Akan tetapi di sini adalah sebuah
permasalahan, yaitu: Apakah yang lebih utama saya pergi ke orang yang
berpiutang lalu saya bayarkan kepadanya utang orang fakir tanpa menyerahkan
kepada orang fakir, atau memberikan kepada si fakir?
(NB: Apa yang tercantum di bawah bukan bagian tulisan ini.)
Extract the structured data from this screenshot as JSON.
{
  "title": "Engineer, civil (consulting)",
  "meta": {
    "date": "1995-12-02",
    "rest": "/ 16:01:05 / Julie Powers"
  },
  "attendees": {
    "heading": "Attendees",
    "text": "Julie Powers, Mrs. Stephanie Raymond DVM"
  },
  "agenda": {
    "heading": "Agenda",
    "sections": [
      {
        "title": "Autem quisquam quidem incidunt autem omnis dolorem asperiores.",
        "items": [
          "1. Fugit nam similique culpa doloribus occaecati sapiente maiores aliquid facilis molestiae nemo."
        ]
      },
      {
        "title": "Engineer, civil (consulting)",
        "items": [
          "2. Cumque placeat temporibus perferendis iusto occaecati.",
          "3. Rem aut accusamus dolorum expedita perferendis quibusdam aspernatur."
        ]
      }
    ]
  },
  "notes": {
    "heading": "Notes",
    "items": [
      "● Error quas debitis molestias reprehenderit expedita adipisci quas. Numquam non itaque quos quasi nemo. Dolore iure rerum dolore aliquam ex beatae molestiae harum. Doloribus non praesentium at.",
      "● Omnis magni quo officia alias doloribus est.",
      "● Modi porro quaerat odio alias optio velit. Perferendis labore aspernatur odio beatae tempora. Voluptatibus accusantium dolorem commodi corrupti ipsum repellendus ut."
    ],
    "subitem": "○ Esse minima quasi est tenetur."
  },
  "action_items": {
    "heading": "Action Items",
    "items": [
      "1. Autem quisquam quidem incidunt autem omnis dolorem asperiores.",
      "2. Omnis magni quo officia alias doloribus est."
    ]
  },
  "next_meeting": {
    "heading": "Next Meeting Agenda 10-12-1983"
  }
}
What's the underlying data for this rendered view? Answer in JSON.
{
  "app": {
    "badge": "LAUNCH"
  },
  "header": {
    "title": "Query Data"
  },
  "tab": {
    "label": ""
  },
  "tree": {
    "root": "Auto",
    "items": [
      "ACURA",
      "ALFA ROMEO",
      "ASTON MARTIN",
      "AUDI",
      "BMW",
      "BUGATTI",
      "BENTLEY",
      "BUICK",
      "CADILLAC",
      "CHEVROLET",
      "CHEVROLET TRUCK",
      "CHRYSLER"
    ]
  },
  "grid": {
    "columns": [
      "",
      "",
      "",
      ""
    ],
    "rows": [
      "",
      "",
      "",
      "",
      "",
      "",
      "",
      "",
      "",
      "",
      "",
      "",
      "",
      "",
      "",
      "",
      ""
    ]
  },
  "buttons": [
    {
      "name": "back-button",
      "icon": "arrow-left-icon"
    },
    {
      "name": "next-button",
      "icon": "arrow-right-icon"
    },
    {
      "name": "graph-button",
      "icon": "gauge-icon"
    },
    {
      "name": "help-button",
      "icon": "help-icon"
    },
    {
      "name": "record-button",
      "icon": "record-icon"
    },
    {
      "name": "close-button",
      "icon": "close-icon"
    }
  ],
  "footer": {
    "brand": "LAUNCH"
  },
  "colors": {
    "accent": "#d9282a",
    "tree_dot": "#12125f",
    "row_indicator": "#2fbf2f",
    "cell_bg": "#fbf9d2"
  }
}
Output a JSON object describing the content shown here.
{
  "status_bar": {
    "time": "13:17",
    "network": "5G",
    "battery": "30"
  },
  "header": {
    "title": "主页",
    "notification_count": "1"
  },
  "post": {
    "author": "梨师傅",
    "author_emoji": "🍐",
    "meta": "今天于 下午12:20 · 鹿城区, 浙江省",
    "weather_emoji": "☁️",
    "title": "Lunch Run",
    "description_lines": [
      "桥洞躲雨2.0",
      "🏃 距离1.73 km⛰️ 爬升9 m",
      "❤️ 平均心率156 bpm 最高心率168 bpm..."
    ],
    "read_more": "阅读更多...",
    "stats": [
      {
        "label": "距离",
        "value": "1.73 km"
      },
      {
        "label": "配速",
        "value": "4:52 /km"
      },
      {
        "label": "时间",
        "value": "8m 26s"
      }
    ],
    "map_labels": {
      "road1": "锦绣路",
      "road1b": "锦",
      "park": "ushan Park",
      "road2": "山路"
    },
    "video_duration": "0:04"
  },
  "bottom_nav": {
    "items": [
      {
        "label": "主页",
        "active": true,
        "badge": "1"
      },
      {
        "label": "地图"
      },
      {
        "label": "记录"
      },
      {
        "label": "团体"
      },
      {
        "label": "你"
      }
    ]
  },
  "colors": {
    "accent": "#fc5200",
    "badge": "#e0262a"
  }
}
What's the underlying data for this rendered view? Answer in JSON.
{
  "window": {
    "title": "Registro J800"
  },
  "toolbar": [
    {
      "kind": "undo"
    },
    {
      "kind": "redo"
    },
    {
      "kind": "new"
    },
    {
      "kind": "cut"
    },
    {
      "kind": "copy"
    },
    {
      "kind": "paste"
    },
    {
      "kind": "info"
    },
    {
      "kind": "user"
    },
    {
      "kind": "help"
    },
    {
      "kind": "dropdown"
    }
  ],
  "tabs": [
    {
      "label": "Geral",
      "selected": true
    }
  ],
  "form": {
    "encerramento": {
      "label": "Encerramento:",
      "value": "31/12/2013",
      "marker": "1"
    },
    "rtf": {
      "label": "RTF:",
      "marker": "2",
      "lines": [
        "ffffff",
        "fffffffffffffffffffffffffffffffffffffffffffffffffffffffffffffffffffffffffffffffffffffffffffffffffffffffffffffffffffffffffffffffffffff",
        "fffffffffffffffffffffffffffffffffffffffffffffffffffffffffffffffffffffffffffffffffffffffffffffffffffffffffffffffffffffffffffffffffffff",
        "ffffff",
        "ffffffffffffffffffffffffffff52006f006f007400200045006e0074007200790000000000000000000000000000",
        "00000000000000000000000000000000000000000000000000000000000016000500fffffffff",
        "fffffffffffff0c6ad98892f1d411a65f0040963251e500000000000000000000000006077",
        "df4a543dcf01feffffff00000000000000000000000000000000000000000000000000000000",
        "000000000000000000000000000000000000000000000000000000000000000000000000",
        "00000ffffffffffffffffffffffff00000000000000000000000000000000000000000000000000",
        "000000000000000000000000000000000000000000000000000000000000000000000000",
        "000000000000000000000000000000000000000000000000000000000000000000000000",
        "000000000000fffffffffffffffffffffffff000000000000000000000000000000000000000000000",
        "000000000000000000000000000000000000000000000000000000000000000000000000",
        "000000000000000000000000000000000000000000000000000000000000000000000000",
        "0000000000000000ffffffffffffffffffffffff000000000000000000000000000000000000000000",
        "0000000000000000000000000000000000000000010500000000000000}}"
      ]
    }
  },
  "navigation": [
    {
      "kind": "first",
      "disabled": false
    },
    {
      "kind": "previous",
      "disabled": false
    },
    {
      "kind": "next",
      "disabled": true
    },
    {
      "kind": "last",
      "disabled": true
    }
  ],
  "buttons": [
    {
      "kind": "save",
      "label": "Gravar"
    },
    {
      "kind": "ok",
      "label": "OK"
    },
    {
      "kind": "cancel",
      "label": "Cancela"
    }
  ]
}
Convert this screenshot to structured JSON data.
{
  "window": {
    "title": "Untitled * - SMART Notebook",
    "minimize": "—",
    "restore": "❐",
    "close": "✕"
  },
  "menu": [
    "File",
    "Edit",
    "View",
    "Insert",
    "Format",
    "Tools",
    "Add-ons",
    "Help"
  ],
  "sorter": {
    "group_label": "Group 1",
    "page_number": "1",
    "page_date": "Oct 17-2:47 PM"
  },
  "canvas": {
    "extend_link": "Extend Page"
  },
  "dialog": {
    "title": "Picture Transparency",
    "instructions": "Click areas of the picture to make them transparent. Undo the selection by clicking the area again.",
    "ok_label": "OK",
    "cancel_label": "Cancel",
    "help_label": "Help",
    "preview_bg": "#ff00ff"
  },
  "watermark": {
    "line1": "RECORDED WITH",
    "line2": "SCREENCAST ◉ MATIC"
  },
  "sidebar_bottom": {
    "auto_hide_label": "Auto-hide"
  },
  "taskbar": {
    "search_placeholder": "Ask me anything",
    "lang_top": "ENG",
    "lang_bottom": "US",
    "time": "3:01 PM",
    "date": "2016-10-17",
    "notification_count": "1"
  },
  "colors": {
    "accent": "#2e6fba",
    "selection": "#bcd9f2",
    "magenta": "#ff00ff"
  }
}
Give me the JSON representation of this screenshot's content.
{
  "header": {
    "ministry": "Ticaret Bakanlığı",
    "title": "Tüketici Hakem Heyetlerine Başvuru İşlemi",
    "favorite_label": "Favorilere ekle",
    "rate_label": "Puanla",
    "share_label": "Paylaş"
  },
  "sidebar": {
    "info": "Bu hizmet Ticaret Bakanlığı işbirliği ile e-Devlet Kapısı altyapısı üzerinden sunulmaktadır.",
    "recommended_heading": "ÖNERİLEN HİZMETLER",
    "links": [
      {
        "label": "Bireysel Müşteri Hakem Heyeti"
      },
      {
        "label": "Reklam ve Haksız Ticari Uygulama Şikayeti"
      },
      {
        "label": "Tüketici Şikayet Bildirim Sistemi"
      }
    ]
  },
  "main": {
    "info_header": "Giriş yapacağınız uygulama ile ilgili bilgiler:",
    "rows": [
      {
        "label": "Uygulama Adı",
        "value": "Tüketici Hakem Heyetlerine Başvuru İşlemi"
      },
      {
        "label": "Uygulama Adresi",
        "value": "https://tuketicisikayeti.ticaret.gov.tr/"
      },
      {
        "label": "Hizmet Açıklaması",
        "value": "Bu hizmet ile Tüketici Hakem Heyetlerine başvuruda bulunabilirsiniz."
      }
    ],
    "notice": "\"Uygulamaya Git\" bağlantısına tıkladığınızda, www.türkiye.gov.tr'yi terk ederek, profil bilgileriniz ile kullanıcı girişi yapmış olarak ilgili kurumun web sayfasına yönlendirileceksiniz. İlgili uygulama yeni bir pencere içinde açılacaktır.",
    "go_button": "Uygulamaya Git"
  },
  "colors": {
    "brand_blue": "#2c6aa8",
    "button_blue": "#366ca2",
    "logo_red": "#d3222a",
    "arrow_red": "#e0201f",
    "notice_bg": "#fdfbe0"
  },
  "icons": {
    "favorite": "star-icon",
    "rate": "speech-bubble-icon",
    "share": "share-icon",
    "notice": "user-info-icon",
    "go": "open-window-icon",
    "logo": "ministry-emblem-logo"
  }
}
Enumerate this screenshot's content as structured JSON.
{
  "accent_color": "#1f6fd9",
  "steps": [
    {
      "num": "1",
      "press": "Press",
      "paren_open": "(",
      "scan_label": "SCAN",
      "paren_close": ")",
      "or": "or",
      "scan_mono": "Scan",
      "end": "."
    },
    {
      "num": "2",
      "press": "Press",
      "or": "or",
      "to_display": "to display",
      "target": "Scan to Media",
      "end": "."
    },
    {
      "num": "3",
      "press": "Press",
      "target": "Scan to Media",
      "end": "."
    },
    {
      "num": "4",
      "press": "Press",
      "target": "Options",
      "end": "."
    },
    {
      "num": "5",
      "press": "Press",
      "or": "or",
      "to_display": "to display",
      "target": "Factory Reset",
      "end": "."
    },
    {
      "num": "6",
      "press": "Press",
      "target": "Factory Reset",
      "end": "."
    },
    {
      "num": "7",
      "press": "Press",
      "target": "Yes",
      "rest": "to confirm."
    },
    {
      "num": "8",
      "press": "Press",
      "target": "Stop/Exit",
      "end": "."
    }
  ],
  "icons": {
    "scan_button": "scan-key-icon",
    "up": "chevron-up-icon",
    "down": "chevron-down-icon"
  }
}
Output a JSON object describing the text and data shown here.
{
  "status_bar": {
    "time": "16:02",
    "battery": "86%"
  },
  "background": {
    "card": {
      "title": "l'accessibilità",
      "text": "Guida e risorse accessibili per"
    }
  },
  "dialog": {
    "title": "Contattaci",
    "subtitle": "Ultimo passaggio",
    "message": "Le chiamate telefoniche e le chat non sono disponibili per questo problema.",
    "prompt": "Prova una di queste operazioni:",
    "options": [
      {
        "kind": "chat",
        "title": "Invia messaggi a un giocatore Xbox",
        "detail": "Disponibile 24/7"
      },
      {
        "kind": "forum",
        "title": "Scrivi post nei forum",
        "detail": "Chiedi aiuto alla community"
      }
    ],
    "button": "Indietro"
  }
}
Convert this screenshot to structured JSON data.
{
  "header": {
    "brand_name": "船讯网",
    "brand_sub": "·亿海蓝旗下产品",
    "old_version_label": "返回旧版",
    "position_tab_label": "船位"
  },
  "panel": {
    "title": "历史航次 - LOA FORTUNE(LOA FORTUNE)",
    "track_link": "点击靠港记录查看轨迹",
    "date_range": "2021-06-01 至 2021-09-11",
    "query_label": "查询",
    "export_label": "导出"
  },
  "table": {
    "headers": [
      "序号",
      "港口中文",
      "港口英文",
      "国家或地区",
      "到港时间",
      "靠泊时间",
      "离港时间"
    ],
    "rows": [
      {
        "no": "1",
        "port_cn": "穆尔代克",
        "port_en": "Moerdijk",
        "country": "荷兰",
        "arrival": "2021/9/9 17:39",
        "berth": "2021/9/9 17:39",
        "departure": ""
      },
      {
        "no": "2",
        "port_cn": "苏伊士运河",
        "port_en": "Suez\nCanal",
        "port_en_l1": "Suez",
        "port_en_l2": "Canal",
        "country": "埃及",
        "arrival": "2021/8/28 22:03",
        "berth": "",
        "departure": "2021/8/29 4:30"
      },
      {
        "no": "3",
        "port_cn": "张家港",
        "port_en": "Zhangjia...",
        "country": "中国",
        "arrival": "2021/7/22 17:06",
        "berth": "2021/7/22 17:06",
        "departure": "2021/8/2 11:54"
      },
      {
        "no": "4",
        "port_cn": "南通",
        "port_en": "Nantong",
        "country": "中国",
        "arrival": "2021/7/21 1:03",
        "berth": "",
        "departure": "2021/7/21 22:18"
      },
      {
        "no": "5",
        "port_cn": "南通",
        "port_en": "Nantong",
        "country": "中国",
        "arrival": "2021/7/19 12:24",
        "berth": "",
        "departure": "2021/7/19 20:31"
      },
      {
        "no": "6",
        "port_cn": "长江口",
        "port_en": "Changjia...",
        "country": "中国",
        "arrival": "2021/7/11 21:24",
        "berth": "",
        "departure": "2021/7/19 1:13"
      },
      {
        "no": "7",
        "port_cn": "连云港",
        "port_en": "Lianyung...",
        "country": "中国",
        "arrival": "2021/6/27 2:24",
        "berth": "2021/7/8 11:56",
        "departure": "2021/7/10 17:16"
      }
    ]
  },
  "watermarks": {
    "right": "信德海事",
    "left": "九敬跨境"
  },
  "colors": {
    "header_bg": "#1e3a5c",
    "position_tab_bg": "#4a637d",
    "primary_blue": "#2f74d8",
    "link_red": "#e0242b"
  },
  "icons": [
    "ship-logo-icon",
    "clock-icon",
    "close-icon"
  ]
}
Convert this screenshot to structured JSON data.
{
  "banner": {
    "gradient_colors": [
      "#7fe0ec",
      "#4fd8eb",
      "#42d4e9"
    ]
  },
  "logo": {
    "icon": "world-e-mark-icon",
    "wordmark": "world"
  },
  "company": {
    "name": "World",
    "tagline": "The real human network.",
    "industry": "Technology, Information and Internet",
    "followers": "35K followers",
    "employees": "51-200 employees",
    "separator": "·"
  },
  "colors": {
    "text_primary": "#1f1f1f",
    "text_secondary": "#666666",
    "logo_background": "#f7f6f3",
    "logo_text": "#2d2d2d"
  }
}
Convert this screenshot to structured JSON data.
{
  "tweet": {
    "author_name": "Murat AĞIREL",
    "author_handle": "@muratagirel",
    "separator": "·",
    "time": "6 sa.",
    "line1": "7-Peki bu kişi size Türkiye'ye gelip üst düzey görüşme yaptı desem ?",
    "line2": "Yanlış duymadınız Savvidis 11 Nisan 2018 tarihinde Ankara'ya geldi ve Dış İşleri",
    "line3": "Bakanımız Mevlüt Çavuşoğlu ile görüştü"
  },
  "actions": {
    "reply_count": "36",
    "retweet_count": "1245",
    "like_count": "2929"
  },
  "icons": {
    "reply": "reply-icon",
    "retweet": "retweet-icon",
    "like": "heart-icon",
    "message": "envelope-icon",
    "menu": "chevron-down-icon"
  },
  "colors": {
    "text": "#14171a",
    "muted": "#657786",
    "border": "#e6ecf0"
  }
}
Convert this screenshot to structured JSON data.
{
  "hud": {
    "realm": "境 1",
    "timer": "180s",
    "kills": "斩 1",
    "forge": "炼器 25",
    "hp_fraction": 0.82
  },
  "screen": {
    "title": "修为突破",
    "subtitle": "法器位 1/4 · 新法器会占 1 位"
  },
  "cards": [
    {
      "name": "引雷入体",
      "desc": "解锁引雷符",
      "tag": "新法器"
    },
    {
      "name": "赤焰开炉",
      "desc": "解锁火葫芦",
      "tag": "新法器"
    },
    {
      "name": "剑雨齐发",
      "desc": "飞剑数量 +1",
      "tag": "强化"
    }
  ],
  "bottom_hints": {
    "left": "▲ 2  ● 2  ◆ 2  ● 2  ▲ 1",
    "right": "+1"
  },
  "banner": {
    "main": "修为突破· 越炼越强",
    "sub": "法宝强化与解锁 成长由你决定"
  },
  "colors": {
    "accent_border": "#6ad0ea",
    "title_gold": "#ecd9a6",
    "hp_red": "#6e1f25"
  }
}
Dalam hal ini ada
perincian:
Apabila engkau tahu, bahwa orang fakir yang
yang engkau hendak bayarkan (dari zakat) adalah orang yang baik agamanya yang
harus dihilangkan bebannya, dan jika engkau berikan kepadanya, maka ia akan
pergi ke pemberi utang dan akan melunasi utangnya, maka berikanlah kepadanya,
karena hal itu akan lebih menutupi kegelisahannya dan menjauhkannya dari rasa
malu, serta lebih selamat dari riya yang terkadang menimpa seseorang. Ketika
engkau menyerahkan zakat kepada orang yang berutang dalam keadaan ini, maka
lebih utama. Adapun jika engkau takut orang yang berutang ini main-main, dimana
ketika engkau memberikan zakat kepadanya agar ia membayarkan utangnya, namun
ternyata ia malah pergi untuk main-main atau membeli kebutuhan sekunder atau
selainnya, maka jangan engkau serahkan kepadanya, bahkan datangilah orang yang
memberi pinjaman yang menagih utangnya dan bayarkanlah. Adapun tentang zakat piutang
telah dibahas sebelumnya. (Majmu
Fatawa wa Rasail Ibnu Utsaimin 18/34)
Zakat Pada Penghasilan Bulanan
Pertanyaan: Bagaimanakah mengeluarkan zakat pada
penghasilan bulanan?
Jawab: Mengeluarkan zakat pada penghasilan
bulanan, yakni jika seseorang setiap kali mendapatkan gaji, lalu ia keluarkan
infak dari kelebihan hartanya untuk bulan berikutnya, maka hal ini tidak ada zakatnya.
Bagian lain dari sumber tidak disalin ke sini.